Mangelernährung erschwert Heilung und Rekonvaleszenz

Ernährungsmedizin ist ein Querschnittsfach und somit nur als Mannschaftsspiel gemeinsam mit Diätassistenten, Pflegenden, Oecotrophologen, Ernährungswissenschaftlern oder Pharmazeuten erfolgreich zu betreiben. Der Kongress ERNÄHRUNG 2016 lebt diese Interdisziplinarität konsequent. Die über 1.000 Teilnehmenden kommen aus eben diesen Berufsgruppen und werden in Vorträgen und Workshops fachübergreifend und detailliert verschiedene Aspekte der Thematik diskutieren.

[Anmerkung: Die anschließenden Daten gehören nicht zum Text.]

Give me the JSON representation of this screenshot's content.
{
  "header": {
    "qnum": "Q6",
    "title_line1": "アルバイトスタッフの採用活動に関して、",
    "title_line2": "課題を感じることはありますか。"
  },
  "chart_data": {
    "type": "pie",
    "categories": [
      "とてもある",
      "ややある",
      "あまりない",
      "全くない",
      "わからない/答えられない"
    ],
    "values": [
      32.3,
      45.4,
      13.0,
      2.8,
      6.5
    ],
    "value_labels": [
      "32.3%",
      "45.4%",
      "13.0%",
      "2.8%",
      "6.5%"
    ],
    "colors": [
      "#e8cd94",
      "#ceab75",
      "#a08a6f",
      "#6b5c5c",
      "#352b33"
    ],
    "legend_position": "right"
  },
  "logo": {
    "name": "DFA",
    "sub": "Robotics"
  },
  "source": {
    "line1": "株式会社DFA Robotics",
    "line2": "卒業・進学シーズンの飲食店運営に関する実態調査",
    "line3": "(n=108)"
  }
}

Ein Schwerpunkt liegt auf der Mangelernährung, die oft unerkannt bleibt. Ein Problem ist die "versteckte" Mangelernährung, wenn bei fettleibigen Menschen durch chronische Krankheit und Eiweißmangel viel Muskulatur verloren ging, dies aber durch die noch vorhandenen Fettpolster nicht sofort augenfällig wird. Dann hilft nur eine Bestimmung der Muskelmasse mit speziellen Untersuchungsmethoden. Dazu wird in mehreren wissenschaftlichen Sitzungen der neueste Stand der Wissenschaft vorgestellt und diskutiert. Die Einführung eines Screenings, wie es in einigen europäischen Ländern für alle Krankenhauspatienten üblich ist, würden DGEM, der Berufsverband der Oecotrophologen (VDOE e.V.) und der Bundesverband Deutscher Ernährungsmediziner (BDEM e.V.) begrüßen. „Dieser Schritt wäre allerdings erst voll wirksam, wenn die so erkannten Risikopatienten dann von einem interdisziplinären Ernährungsteam kompetent diagnostiziert und behandelt werden“, stellt der DGEM-Präsident klar.

Premiere: Fachübergreifende Forschungsförderung

Problematisch wirkt sich eine Mangelernährung auch bei Dialysepatienten aus. Experten schätzen, dass im Jahr 2020 in Deutschland 100.000 Dialysepatienten zu versorgen sein werden. Bereits heute gelten 40 Prozent der Dialysepatienten als mangelernährt und haben somit ein höheres Risiko für ein schlechtes Behandlungsergebnis. Um gezielt Ergebnisse für die Ernährung von Nierenkranken zu finden, ist die Deutsche Gesellschaft für Nephrologie Kooperationspartner der Jahrestagung ERNÄHRUNG 2016 und sorgt für ein Novum. Erstmals wird ein Forschungspreis vergeben, der von zwei Fachgesellschaften getragen wird. „Wir sind stolz darauf, dass es uns gelungen ist, ein fächerübergreifendes Stipendium aufzulegen, mit dem die Deutsche Gesellschaft für Ernährungsmedizin (DGEM) gemeinsam mit der Deutschen Gesellschaft für Nephrologie (DGfN) ernährungsmedizinisch fokussierte Forschungsprojekte im Bereich akuter und chronischer Nierenerkrankungen fördern“, bestätigt Prof. Plauth. Das Stipendium wird in Dresden erstmalig vergeben. Dr. med. Martin Späth aus der Klinik II für Innere Medizin der Uniklinik Köln erhält das Stipendium für sein Projekt, mit dem er die Mechanismen untersucht, wie Ernährung auf die Entstehung eines akuten Nierenversagens Einfluss nimmt.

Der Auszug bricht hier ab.